A bomb blast in Mogadishu, Somalia has left at least 18 dead. The blast took place outside a popular hotel in the city. This is the second major terror attack that has taken place in the embattled city in the past few weeks.
A turbulent nation, Somalia has been plagued by anarchy since 1991, when Mohamad Siad Barre’s military regime was overthrown, and the country fell to warring clans. UN peacekeeping missions failed through the 1990s. The tentative government formed in 2000 ended when the two regions of Somaliland and Puntland broke away. Through the 2000s, the country struggled to fight against infiltrating militia that were loyal to the Islamist Courts, and later jihadist groups. In 2012, a formal parliament backed by the international community was finally established.
Despite internal conflict, the most disastrous incidents in Somalia are quite possibly the droughts it has suffered for the past 25 years, and the famines that result. The most recent of these was in 2016-2017, when rains failed for three successive seasons. Last January, the nation declared drought to be a national emergency, and managed to avert famine after a coordinated effort of the local government and international aid agencies through the 2017 Humanitarian Response Plan.
2017 Mogadishu bombings
One of the worst terror attacks in Mogadishu took place in 2017. On 14 October 2017, a massive blast caused by a truck bombing killed at least 512 people and injured 316. Another 62 people remain missing to this day. The truck was detonated after it was stopped; the actual target of the attack is believed to have been a secure compound housing international agencies and troops. Though no organization claimed responsibility, officials stated that a key member of the cell that carried it out told them Al-Shabaab was responsible.
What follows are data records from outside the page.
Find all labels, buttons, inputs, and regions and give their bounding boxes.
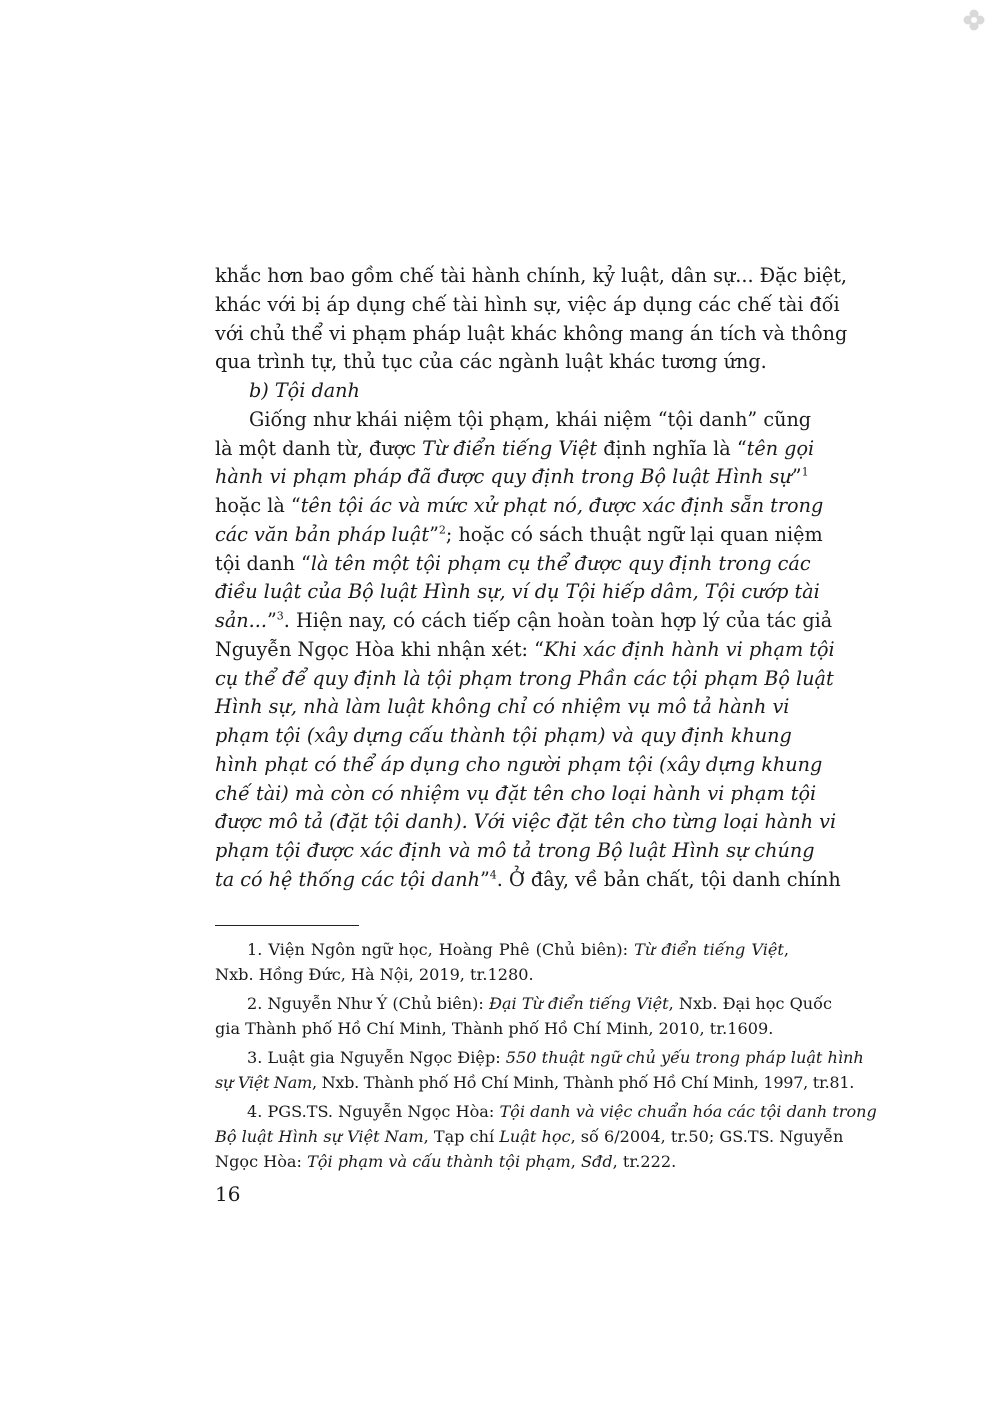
footnote-2 (215, 991, 833, 1041)
footnote-line: gia Thành phố Hồ Chí Minh, Thành phố Hồ Chí Minh, 2010, tr.1609. (215, 1019, 774, 1038)
footnote-ref: 1 (801, 465, 809, 479)
body-line: khắc hơn bao gồm chế tài hành chính, kỷ luật, dân sự... Đặc biệt, (215, 264, 848, 287)
footnote-line: 2. Nguyễn Như Ý (Chủ biên): Đại Từ điển tiếng Việt, Nxb. Đại học Quốc (247, 994, 833, 1013)
footnote-3 (215, 1045, 864, 1095)
body-line: chế tài) mà còn có nhiệm vụ đặt tên cho loại hành vi phạm tội (215, 781, 817, 805)
body-line: được mô tả (đặt tội danh). Với việc đặt tên cho từng loại hành vi (215, 810, 837, 834)
footnote-1 (215, 937, 789, 987)
footnote-line: Nxb. Hồng Đức, Hà Nội, 2019, tr.1280. (215, 965, 534, 984)
footnote-line: 4. PGS.TS. Nguyễn Ngọc Hòa: Tội danh và việc chuẩn hóa các tội danh trong (247, 1102, 877, 1121)
footnote-line: 1. Viện Ngôn ngữ học, Hoàng Phê (Chủ biên): Từ điển tiếng Việt, (247, 940, 789, 959)
flower-icon (962, 8, 986, 32)
body-line: với chủ thể vi phạm pháp luật khác không mang án tích và thông (215, 321, 848, 345)
footnote-ref: 2 (438, 523, 446, 537)
body-line: điều luật của Bộ luật Hình sự, ví dụ Tội hiếp dâm, Tội cướp tài (215, 580, 820, 604)
body-line: sản...”$^3$. Hiện nay, có cách tiếp cận hoàn toàn hợp lý của tác giả (215, 609, 833, 632)
body-line: tội danh “là tên một tội phạm cụ thể được quy định trong các (215, 551, 811, 575)
body-line: phạm tội được xác định và mô tả trong Bộ luật Hình sự chúng (215, 839, 815, 862)
footnote-ref: 3 (276, 609, 284, 623)
footnotes (215, 937, 877, 1178)
footnote-line: Ngọc Hòa: Tội phạm và cấu thành tội phạm, Sđd, tr.222. (215, 1152, 677, 1171)
body-line: khác với bị áp dụng chế tài hình sự, việc áp dụng các chế tài đối (215, 292, 840, 316)
body-line: Giống như khái niệm tội phạm, khái niệm “tội danh” cũng (249, 407, 812, 431)
body-line: hành vi phạm pháp đã được quy định trong Bộ luật Hình sự”$^1$ (215, 465, 809, 489)
body-line: ta có hệ thống các tội danh”$^4$. Ở đây, về bản chất, tội danh chính (215, 867, 841, 891)
footnote-4 (215, 1099, 877, 1174)
body-line: hoặc là “tên tội ác và mức xử phạt nó, được xác định sẵn trong (215, 494, 824, 517)
body-line: hình phạt có thể áp dụng cho người phạm tội (xây dựng khung (215, 752, 823, 776)
footnote-divider (215, 925, 359, 926)
section-heading: b) Tội danh (249, 379, 360, 402)
body-text (215, 262, 848, 895)
body-line: Hình sự, nhà làm luật không chỉ có nhiệm vụ mô tả hành vi (215, 695, 790, 719)
footnote-line: 3. Luật gia Nguyễn Ngọc Điệp: 550 thuật ngữ chủ yếu trong pháp luật hình (247, 1048, 864, 1067)
body-line: các văn bản pháp luật”$^2$; hoặc có sách thuật ngữ lại quan niệm (215, 522, 823, 546)
body-line: phạm tội (xây dựng cấu thành tội phạm) và quy định khung (215, 724, 792, 747)
body-line: qua trình tự, thủ tục của các ngành luật khác tương ứng. (215, 350, 767, 374)
footnote-line: sự Việt Nam, Nxb. Thành phố Hồ Chí Minh, Thành phố Hồ Chí Minh, 1997, tr.81. (215, 1073, 855, 1092)
body-line: Nguyễn Ngọc Hòa khi nhận xét: “Khi xác định hành vi phạm tội (215, 637, 835, 661)
page-number: 16 (215, 1182, 241, 1206)
footnote-line: Bộ luật Hình sự Việt Nam, Tạp chí Luật học, số 6/2004, tr.50; GS.TS. Nguyễn (215, 1127, 844, 1146)
body-line: là một danh từ, được Từ điển tiếng Việt định nghĩa là “tên gọi (215, 436, 815, 460)
body-line: cụ thể để quy định là tội phạm trong Phần các tội phạm Bộ luật (215, 666, 834, 690)
footnote-ref: 4 (489, 868, 497, 882)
On February 23rd, 2018 two cars exploded in Mogadishu. The twin car bombings were then followed by sustained gunfire near the president’s residence. Authorities have stated that at least 38 people died as a result and 20 others were injured. Most of those who were killed were civilians.
Now, in this most recent car bomb blast, authorities have stated that at least 14 people have been killed. The attack took place outside a popular hotel called Weheliye. “There was a heavy blast here and the number of casualties we have is so far 14 killed and a number of others wounded,” said Abdiazis Ali Ibrahim, a security ministry spokesman. “The toll could be higher,” he added.
"Most of the casualties are ... people who were spending time to take tea, there was devastation and buildings were damaged," Mohamednur Abdirahman told AFP News Agency. "The blast was so huge, a vehicle containing explosives went off near a teashop in front of Weheliye hotel, leaving more than 10 people dead. I saw people being rushed to hospital and some of them were already dead," another witness, Abdulahi Moalim, told AFP.
The Al-Qaeda aligned Shabaab group has already claimed responsibility for the attack. This is not the first time the hotel has been attacked by the group. The Weheliye hotel was previously ambushed by Shabaab gunmen in 2015.
Somalia is a country in crisis. It is estimated that displacement due to conflict and drought in 2017 was higher than it’s ever been, and that food security needs have nearly doubled from the five-year average. Humanitarian Coordinator for Somalia, Peter de Clercq, stated “much must be done to eliminate the looming threat of famine in this country.” An estimated 1.2 million children will be malnourished in 2018, a fifth of them life-threateningly so.
Our assessment is that Al-Shabaab continues to be the biggest threat to life and security in Mogadishu and other parts of Somalia. The group has increased its terror attacks on the capital city of Mogadishu in the recent months and has also extorted huge sums of funds from struggling communities across Somalia. An African Union Mission to Somalia (known as AMISOL) had earlier announced that it would be withdrawing its last troops by 2020. It remains to be seen if increased violence in the region would change the course that has already been set.